Google Analytics, a popular tool for analyzing website visitation and what users are most frequently engaging with, may be off-limits to foreign organizations that collect the data of European Union (EU) web users. Under the terms set by the Schrems II ruling, the Austrian data protection authority (DPA) has determined that the data it collects is sufficient to potentially identify individuals and thus constitutes a General Data Protection Regulation (GDPR) violation.
Google Analytics, thought to be an anonymous tool, found inadequate by Austrian DPA
The Schrems II ruling established that the personal data of EU residents cannot be transferred to foreign countries unless those countries have data privacy laws considered equivalent to the protections offered by the GDPR.

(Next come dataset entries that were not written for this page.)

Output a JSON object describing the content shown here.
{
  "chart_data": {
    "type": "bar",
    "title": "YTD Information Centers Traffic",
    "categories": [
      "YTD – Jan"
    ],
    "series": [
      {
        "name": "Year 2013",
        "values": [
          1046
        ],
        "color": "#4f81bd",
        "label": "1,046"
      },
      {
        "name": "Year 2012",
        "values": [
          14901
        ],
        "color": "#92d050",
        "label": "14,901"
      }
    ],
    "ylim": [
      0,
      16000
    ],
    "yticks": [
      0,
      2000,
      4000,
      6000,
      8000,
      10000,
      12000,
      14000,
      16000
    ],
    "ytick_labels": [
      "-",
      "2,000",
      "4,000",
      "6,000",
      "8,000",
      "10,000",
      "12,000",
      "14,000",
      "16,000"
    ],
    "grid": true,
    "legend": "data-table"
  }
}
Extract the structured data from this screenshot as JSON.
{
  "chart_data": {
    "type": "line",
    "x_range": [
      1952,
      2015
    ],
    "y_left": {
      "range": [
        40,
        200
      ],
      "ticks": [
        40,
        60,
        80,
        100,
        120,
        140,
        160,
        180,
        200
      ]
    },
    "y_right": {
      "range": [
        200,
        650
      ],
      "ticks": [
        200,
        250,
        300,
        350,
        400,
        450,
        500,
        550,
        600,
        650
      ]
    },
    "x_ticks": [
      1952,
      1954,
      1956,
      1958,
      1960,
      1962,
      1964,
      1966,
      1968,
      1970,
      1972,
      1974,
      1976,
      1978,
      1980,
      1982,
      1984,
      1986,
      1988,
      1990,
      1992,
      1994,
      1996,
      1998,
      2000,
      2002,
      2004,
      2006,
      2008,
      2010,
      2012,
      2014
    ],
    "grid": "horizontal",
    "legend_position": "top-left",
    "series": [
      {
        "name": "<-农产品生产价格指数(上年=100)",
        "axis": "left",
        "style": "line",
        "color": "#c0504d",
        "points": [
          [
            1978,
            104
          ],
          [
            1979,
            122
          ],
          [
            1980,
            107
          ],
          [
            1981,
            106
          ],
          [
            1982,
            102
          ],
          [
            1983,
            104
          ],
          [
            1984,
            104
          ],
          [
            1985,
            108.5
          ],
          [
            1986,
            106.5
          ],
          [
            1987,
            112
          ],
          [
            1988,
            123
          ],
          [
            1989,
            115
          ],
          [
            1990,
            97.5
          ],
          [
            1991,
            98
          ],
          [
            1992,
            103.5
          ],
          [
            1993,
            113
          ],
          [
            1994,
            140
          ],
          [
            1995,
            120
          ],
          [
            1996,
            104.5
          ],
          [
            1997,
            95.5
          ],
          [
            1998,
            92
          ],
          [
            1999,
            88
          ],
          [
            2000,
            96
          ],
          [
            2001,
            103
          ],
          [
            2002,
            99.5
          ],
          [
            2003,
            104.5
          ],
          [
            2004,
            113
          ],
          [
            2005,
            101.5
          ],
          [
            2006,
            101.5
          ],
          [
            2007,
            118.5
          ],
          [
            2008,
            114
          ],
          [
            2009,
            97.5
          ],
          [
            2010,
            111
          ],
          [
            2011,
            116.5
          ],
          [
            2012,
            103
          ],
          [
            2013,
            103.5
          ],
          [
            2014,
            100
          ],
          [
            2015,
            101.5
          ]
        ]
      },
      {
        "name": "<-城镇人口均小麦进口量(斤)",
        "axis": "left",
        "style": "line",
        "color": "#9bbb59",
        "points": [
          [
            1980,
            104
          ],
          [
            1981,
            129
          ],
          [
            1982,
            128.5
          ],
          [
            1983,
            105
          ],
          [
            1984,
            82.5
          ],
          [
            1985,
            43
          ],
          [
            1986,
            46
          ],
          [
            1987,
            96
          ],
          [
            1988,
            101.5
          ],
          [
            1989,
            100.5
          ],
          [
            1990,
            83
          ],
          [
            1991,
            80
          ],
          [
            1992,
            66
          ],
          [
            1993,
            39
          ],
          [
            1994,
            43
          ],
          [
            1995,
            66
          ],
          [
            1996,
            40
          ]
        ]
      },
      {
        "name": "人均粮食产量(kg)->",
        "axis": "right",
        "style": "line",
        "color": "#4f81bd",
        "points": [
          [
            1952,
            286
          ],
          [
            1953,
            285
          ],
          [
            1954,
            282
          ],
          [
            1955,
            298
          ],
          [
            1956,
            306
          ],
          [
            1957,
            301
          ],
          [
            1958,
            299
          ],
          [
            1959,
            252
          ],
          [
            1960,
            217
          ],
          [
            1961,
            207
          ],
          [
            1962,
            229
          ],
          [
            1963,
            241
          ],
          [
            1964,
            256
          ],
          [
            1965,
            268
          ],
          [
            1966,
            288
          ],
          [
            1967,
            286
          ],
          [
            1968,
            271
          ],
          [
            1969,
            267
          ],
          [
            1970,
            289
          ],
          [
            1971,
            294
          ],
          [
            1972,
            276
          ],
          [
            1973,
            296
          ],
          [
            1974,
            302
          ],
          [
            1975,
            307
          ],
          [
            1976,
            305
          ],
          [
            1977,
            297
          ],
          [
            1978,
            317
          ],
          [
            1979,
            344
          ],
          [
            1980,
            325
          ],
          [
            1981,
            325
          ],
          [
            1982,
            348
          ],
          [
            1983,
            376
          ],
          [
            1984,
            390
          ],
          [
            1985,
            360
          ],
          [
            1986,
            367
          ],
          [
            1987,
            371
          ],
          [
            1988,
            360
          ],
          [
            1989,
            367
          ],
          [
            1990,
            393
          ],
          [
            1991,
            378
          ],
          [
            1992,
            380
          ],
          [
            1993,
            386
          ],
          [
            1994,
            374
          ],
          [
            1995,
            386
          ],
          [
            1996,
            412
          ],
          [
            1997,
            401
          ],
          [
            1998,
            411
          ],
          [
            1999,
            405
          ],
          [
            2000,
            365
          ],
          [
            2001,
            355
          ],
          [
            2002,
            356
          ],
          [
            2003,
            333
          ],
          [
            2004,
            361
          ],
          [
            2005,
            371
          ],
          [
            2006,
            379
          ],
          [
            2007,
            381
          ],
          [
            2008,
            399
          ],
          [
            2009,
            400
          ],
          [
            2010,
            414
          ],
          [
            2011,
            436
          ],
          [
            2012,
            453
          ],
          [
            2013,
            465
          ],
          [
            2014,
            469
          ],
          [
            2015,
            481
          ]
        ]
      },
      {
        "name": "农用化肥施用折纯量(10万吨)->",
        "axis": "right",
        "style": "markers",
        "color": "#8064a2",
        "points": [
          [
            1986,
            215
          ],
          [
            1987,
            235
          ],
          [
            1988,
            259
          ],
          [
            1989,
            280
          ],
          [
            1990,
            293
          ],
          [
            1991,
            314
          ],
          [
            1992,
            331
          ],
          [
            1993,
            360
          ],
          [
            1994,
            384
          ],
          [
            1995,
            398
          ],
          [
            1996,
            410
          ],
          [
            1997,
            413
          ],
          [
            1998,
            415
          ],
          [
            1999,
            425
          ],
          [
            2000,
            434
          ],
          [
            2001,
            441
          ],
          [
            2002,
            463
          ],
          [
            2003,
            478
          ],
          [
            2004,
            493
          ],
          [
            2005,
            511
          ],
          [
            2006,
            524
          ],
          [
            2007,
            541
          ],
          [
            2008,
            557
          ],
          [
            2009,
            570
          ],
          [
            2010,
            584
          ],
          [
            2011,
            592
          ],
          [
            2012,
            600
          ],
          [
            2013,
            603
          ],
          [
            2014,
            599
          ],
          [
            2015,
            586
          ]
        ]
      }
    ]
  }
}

Google Analytics collects a number of granular data points that are specific to individuals; for example, what search terms they might have used to reach the webpage or what series of pages they clicked on while visiting. However, the Google Analytics panel is not supposed to tell the site administrator anything that identifies those users (beyond an extremely general location). Thus, use of it was widely considered to not be a risk for a GDPR violation.
However, the Austrian DPA found that the IP addresses and identifiers in cookie data were sufficiently personal to constitute a GDPR violation. The IP addresses can be anonymized, but this must be proactively requested by the Google Analytics user. The Austrian DPA said that the website it was examining, a health site based in Austria called netdoktor.at, had apparently attempted to enable anonymization but did not configure it correctly.

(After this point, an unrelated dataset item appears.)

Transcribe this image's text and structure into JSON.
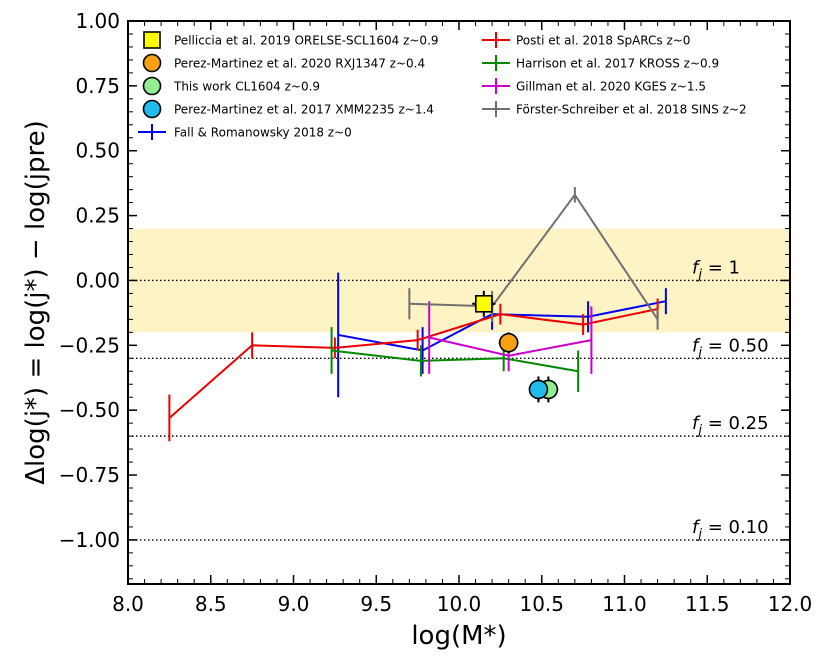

Cookies are also an issue as they are an option for Google Analytics users to identify an individual user across multiple sessions on the website. They do not have access to other identifiers that Google stores, nor can they use this information to track a user across other sites or devices, but the collected cookie information from their site is passed on to and used by Google in the United States.
Because all of this information is transferred to Google overseas, the Austrian DPA found in favor of a GDPR violation. While an individual website in the EU would not be able to identify individual users by using the information Google Analytics provides, the information they pass on to Google overseas constitutes “puzzle pieces” that could be put together by the tech giant to identify someone.
As Chris Olson, CEO at The Media Trust, notes: “Moving forward, CMPs, encryption-at-rest and other workarounds for data privacy laws just won’t cut it. Businesses have only one way to guarantee their visitors’ privacy and avoid costly fines: understand the code that is executing on your website, continually scan for violations, and vet your third parties for data privacy practices.”
GDPR violation stems from US government interception of overseas data
The Schrems II ruling directly stems from a combination of laws on the books that authorize the US government to intercept incoming foreign data, and the Edward Snowden leaks of 2013 indicating the bulk harvesting of this type of data by the country’s intelligence agencies. While the ruling applies to all organizations and all countries, it came about due to the practices of US tech giants.
Google is not the only company dealing with this issue, and many have tried legal workarounds since the ruling was handed down (such as “encryption at rest” schemes and pseudonymization). The Austrian DPA examined the methods used by Google and said they were inadequate. All of the measures are invalidated by the fact that Google itself, based in the US, eventually has the ability to combine and view all of this data in plain text. A specific US law, Section 702 of the Foreign Intelligence Surveillance Act (FISA), grants the government broad access to the data of foreign parties stored by tech giants in this way. However, though Google is the party ultimately seen as putting the data at risk, the onus of not transferring it to them is on the individual website making use of Google Analytics.
The Schrems II ruling came down from the EU’s highest court in 2020, and both Europe and the US are still grappling with how to satisfy the new legal requirements. Overseas data transfers continue, but participating parties generally must hammer out a special type of contract that guarantees methods are used to prevent applicable data from being made available to third parties (usually via encryption or anonymization). These arrangements are also subject to scrutiny by regional data authorities. Some organizations have simply moved data processing to the EU given lack of better options for avoiding repeated GDPR violations.
The only surefire answer to the issue would be for the US to pass a GDPR-equivalent data protection law, something that seems to move in fits and starts in Congress but never manages to get anywhere. The legal tests of tools like Google Analytics will continue as noyb, the privacy group behind the Schrems II decision, still has 101 complaints of GDPR violations in the pipes that apply to the practices of Silicon Valley tech giants.
As Elizabeth Wharton, VP Operations at SCYTHE, observes: “Legal clashes between US and foreign privacy policies have been ongoing since the Reagan era. Although we’re seeing more privacy concerns in the US, evidenced by CPRA and proposed federal legislation in 2021 among others, a consistent resolution isn’t imminent. The overlaps between security and privacy mean that more business models need to take that into consideration, especially companies who profit from user data. This is another reminder that security and privacy are not equal to compliance, and companies collecting personal information need to go beyond the bare minimum requirements.”
The Austrian DPA’s ruling follows a similar recent ruling by the European Data Protection Supervisor (EDPS), which determined that the European Parliament’s use of Google Analytics was a GDPR violation.